The same evening the diligence brought us to Arnheim, a neat-looking town with about eighteen hundred inhabitants, in the province of Guelderland, where the region retains not a trace of the peculiarities of Holland. The country west of the town rises into commanding eminences, overlooking the noble Rhine, and I feel already that I am in Germany, though I have yet to cross the frontier.
Letter XXIX.
American Artists Abroad.
Rome, October, 1845.
You would perhaps like to hear what the American artists on the continent are doing. I met with Leutze at Duesseldorf.

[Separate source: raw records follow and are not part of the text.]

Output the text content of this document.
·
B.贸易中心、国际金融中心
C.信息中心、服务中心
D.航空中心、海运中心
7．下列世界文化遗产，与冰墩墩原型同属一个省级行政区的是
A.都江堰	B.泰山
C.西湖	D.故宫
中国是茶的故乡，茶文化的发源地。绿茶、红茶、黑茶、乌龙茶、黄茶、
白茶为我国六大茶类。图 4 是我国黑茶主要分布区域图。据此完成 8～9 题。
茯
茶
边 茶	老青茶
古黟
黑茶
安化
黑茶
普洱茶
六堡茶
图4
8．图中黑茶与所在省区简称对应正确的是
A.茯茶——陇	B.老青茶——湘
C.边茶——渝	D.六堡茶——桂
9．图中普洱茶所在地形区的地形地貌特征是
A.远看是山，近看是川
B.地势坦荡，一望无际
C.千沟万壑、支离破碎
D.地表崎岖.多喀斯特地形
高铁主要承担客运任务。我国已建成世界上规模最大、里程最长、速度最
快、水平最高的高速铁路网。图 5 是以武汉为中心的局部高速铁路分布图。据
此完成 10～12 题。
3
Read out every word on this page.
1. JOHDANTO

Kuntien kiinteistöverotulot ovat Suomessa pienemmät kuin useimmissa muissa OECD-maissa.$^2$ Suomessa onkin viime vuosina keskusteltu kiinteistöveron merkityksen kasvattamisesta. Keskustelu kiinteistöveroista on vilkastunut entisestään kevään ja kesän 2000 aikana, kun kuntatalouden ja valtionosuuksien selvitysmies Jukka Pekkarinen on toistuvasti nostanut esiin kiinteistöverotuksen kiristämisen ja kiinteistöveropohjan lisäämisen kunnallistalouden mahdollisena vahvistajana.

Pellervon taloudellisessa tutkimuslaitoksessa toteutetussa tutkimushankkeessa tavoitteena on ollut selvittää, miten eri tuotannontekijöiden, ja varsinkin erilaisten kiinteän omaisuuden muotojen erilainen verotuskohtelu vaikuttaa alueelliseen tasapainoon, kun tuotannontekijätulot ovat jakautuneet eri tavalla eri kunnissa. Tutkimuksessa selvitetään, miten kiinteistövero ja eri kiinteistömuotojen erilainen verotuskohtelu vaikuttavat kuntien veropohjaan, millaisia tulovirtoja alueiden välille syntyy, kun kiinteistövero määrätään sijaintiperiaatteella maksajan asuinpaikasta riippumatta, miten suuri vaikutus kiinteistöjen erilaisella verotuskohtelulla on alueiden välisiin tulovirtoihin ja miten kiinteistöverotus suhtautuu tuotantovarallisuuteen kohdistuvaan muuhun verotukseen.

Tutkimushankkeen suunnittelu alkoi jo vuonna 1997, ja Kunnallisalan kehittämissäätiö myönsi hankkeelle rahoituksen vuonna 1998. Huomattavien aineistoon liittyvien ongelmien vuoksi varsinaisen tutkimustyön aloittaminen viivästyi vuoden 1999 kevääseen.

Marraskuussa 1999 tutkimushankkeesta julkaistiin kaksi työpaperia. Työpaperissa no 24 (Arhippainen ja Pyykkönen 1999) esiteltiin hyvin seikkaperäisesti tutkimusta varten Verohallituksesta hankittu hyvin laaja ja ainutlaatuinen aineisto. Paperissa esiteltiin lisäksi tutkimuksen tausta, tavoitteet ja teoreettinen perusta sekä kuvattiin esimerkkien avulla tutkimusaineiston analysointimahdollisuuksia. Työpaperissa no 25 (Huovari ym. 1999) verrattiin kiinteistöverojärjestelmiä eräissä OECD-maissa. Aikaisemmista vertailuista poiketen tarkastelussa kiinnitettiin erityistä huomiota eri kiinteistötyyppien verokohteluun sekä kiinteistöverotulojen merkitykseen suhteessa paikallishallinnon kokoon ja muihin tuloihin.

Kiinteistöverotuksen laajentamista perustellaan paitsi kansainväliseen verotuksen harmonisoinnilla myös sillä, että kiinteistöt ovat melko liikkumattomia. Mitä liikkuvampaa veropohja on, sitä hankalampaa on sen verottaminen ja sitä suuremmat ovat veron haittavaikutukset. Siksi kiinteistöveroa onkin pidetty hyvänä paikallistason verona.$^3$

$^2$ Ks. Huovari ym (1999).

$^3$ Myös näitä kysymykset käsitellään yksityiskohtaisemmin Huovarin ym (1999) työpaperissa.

After a sojourn of some days in Holland, in which I was obliged to talk to the Dutchmen in German and get my answers in Dutch, with but a dim apprehension of each other’s meaning, as you may suppose, on both sides; after being smoked through and through like a herring, with the fumes of bad tobacco in the railway wagons, and in the diligence which took us over the long and monotonous road on the plains of the Rhine between Arnheim and Duesseldorf—after dodging as well as we were able, the English travellers, generally the most disagreeable of the travelling tribe, who swarm along the Rhine in the summer season, it was a refreshment to stop a day at Duesseldorf and take breath, and meet an American face or two. We found Leutze engaged upon a picture, the subject of which is John Knox reproving Queen Mary. It promises to be a capital work. The stern gravity of Knox, the embarrassment of the Queen, and the scorn with which the French damsels of her court regard the saucy Reformer, are extremely well expressed, and tell the story impressively.